Há, ademais, limitações metodológicas nos índices internacionais que merecem atenção crítica. O Índice de Percepção da Corrupção mede percepções — não práticas concretas — e é influenciado por fatores como cobertura midiática e clima político no momento da coleta. Os indicadores do Banco Mundial combinam dezenas de fontes, incluindo pesquisas domésticas, o que introduz variações de metodologia entre períodos. isso não invalida os dados, mas exige cautela na interpretação de variações pequenas entre um ano e outro.
O cenário para os próximos anos depende, em grande medida, da capacidade do Estado brasileiro de implementar as recomendações formuladas por órgãos internacionais e pela sociedade civil. A governança orçamentária exige regras estáveis, critérios técnicos claros e mecanismos de avaliação contínua. A experiência mostra que avanços em governança tendem a ser graduais, cumulativos e vulneráveis a reversões em contextos de instabilidade política. O desafio não é apenas melhorar números em rankings internacionais — é construir instituições que funcionem de forma previsível, íntegra e acessível ao cidadão, independentemente de quem ocupe o poder.
Governança Corporativa e os Desafios Específicos do Setor Empresarial
O Índice de Percepção da Corrupção coloca o Brasil em 76º lugar entre 180 países avaliados — um posicionamento que evidencia as dificuldades estruturais do país em consolidar práticas eficazes de integridade pública. Essa classificação, repetida com poucas variações ao longo da última década, mostra que o problema não se resolve com a simples edição de normas: exige mudança na cultura organizacional, fortalecimento dos órgãos de controle e participação social ativa.
Para empresas brasileiras, a governança corporativa também deixa de ser uma questão meramente reputacional para se tornar fator direto de competitividade. Investidores internacionais, especialmente aqueles guiados por critérios ESG, passaram a exigir padrões mais elevados de transparência e controle como condição para alocação de capital. A aderência crescente ao Código do IBGC reflete, neste sentido, tanto uma evolução cultural quanto uma resposta a demandas de mercado.
A revisão da OCDE também salienta que a governança digital — que se refere ao uso de tecnologia para melhorar a prestação de serviços públicos e a interação entre cidadão e Estado — representa uma oportunidade inexplorada pelo Brasil.

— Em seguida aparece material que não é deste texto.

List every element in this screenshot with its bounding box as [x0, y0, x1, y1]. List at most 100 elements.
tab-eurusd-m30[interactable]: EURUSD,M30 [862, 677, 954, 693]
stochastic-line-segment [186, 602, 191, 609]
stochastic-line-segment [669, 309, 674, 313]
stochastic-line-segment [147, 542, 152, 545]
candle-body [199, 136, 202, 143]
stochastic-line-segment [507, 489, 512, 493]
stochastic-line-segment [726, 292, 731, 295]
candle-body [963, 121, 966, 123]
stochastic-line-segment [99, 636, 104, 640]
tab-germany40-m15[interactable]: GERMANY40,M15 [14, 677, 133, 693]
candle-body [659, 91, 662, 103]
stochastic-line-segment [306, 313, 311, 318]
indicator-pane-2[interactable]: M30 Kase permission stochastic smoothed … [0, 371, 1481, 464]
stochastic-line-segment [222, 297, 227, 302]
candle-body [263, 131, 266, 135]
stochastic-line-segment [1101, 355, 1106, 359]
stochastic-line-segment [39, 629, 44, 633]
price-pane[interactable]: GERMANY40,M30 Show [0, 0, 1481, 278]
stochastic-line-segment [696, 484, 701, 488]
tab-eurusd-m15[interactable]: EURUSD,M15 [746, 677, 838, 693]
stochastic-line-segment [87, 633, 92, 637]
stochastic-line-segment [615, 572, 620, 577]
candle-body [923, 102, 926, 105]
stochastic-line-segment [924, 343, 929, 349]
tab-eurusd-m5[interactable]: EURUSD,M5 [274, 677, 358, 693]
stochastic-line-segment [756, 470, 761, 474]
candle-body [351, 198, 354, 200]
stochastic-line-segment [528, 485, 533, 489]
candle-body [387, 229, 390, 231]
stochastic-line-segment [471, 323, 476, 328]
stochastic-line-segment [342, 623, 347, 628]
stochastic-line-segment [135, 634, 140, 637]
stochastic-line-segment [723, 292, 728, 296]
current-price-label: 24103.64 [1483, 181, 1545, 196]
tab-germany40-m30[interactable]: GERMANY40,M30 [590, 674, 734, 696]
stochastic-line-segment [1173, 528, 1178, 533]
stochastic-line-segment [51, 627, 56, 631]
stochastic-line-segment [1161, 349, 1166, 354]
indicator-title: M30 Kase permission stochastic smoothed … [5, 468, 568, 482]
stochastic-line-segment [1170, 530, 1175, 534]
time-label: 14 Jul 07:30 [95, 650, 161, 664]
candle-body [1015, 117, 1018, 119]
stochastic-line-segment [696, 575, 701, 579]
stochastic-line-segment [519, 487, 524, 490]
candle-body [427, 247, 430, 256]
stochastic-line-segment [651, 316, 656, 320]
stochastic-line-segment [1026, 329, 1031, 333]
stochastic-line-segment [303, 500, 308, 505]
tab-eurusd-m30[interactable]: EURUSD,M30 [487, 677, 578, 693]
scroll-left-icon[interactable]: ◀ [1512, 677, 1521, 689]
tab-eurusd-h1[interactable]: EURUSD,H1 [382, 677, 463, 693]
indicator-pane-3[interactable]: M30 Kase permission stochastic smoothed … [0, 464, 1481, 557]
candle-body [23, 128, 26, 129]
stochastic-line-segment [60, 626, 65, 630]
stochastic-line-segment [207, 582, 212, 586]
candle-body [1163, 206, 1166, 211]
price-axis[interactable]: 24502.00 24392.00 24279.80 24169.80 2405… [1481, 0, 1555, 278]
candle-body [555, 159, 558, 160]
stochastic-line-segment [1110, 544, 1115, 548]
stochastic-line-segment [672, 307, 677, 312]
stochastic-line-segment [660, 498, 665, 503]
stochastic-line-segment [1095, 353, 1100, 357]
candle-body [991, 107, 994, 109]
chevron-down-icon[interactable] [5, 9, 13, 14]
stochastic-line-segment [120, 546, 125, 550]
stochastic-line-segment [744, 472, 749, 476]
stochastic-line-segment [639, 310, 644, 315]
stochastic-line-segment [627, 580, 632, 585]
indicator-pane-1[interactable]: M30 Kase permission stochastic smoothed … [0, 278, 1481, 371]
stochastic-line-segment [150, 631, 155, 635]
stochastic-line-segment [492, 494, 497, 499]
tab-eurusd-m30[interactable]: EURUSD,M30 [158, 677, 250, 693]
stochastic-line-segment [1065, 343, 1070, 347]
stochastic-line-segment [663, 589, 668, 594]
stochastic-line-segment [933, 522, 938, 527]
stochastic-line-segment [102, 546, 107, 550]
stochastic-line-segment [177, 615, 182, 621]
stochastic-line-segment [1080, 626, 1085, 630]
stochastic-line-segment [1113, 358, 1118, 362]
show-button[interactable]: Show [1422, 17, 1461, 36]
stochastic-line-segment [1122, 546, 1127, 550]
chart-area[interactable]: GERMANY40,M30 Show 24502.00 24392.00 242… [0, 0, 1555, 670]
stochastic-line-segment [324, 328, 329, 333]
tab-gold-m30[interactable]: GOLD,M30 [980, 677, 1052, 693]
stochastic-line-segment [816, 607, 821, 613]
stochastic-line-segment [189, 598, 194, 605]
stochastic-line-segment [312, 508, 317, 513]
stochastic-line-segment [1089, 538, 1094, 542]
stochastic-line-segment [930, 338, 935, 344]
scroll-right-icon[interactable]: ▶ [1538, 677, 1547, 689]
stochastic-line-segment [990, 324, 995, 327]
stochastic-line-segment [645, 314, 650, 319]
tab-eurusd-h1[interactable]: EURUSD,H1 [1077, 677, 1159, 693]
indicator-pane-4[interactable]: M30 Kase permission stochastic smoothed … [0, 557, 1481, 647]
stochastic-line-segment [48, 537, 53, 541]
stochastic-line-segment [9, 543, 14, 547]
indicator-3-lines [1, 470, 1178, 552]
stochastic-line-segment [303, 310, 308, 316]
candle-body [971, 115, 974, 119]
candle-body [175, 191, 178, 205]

Países como Estônia, Dinamarca e Coreia do Sul são frequentemente citados como referências na integração de ferramentas digitais à gestão pública, com resultados mensuráveis em transparência, eficiência e redução de práticas corruptas.
A sucessão de lideranças constitui outro desafio específico. A prática 2.5.1 do Código do IBGC — que recomenda a aprovação e atualização do plano de sucessão do diretor-presidente pelo conselho de administração — foi o principal gargalo identificado em 2025: 55,2% das companhias relataram não adotá-la. Esse dado sugere que, embora as empresas reconheçam a importância do tema, a sua implementação segue mais operacional do que estratégica, concentrada na área de gestão de pessoas e sem o devido protagonismo do conselho de administração.
Este artigo foi elaborado com apoio de inteligência artificial generativa como ferramenta de assistência à redação. O conteúdo foi revisado e validado antes da publicação. As análises e opiniões expressas são de responsabilidade do autor e não constituem aconselhamento jurídico.